I am stupid. I actually choose to have no friends.

Why must I be given a chance to have feelings... If I never get out of darkness I will never compare present and the past, and I will never feel bad to have no friends. I will think that no friends is normal and I deserve it. But why must I feel differently? Why do I have to get out of it, having feelings and emotions and feel worse? Now I can feel happy, but I also feel sad. I am tired. But I will keep going. I always forget I have only these times that I can try to be happy. After that? No more. There will not even be happiness and sadness anymore. Nothing is left.

But the truth is now I have emotions. I hate it. I dont like to have no friends. But I have no one to talk. Please dont throw me away to counselors, because I cannot trust them. I think if anyone wants to help me, dont throw me to anyone else. Sorry for being horrible and ungrateful to make such requests. But I really have no friends. I dont even know how to start talking to people in real life or online. All I had is only anxiety. If only I go back to those darker days, I will not even feel the need of being non-solitude situations, then I will not feel bad anymore. At least I will not feel the anxiety.

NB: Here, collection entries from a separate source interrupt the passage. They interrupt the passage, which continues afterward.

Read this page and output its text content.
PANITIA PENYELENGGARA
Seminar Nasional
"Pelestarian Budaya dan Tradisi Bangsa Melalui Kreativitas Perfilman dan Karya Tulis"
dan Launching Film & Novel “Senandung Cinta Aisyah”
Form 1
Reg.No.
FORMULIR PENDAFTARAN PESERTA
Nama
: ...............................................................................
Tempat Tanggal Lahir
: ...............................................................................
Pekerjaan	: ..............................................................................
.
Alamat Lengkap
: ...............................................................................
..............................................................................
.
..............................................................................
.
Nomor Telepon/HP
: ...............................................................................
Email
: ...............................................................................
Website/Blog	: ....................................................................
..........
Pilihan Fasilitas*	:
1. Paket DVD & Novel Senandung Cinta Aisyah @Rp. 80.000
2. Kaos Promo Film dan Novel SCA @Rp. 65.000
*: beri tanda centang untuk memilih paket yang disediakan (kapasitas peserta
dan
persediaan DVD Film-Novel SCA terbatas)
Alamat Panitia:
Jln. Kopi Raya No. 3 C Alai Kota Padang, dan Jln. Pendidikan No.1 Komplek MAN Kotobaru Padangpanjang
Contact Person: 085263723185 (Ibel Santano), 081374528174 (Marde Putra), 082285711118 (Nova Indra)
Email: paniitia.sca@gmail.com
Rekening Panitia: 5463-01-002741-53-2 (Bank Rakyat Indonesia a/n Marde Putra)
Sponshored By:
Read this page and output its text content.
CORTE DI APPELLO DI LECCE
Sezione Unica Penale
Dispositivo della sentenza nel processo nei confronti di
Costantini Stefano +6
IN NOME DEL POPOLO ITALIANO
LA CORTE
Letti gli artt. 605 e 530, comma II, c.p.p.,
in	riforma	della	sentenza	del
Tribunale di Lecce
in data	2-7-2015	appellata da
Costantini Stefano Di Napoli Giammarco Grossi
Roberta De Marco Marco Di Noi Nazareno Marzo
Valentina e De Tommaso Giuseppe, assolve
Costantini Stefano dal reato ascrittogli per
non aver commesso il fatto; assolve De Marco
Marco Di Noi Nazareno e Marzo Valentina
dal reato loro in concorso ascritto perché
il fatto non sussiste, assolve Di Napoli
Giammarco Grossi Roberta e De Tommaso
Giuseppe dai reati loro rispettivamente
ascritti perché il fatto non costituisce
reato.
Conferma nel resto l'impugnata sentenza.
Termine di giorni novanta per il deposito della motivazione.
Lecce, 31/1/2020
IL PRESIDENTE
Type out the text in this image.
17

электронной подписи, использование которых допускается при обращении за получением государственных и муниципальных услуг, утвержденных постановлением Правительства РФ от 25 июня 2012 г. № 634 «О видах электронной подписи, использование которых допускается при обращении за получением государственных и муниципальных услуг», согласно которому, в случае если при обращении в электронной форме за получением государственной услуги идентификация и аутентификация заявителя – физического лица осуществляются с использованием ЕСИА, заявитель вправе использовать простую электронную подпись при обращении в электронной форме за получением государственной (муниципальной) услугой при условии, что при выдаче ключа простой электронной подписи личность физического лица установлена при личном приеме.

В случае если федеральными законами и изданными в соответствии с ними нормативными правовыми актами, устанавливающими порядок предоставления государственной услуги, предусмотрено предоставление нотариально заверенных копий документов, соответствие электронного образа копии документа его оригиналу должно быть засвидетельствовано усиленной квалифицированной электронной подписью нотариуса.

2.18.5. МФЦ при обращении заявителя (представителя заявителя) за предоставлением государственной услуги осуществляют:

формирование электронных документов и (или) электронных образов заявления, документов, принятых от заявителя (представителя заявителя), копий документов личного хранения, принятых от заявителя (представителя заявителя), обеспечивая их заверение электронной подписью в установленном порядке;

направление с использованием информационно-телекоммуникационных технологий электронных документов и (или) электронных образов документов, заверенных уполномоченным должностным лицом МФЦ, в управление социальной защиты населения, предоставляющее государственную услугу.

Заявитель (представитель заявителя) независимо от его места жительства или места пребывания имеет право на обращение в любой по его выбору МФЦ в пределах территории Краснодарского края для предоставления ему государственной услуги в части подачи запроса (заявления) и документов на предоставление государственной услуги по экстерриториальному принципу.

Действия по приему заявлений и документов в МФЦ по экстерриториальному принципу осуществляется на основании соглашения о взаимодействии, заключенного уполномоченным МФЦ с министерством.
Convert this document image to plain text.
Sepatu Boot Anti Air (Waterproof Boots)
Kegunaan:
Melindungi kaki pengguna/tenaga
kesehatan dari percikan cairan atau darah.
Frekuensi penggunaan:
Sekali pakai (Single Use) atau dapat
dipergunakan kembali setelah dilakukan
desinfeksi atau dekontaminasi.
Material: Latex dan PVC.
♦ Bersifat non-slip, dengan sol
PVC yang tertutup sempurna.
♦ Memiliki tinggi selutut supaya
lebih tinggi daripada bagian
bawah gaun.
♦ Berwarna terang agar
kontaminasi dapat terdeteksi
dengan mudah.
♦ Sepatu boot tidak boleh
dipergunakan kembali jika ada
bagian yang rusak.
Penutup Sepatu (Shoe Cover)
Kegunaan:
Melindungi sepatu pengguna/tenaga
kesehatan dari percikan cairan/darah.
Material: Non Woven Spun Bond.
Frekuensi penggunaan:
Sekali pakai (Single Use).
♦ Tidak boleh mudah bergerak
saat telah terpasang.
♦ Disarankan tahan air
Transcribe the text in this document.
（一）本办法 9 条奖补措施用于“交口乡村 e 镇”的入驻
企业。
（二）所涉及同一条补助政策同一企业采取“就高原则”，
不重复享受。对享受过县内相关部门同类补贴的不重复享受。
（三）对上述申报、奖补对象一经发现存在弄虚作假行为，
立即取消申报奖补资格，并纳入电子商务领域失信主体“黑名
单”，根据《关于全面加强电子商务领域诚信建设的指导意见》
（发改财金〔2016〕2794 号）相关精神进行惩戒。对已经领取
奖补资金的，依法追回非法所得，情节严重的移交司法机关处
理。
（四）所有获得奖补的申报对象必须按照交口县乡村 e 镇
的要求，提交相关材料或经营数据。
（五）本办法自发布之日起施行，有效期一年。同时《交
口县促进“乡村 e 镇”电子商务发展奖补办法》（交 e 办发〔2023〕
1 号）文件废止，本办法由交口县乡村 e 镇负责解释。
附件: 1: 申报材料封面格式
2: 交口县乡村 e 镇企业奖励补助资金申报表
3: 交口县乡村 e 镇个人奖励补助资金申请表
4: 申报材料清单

I feel so bad right now. I must have dissapointed every single person who talked to me before. I know I have online people which I talk to them. But I am the horrible person and I cannot feel they are my friends. I must have choose to think this way and reject friendship. I think its because I want to be in solitude. I choose to have no friends. The truth is no one can be trusted enough for me to be my friend because I am horrible and I push people away. And I the truth is no one talked to me, except rare cases online, which is only math and nothing else. I enjoyed it, and I call them my math friends. But real friends? I don't think so because I am a horrible person who dont feel and admit people as my friend. I deserve this and I choose this, so I am to be blamed. Its all my fault.

I hate emotions. It's something I cannot control and illogical. I hate it. It makes me unproductive.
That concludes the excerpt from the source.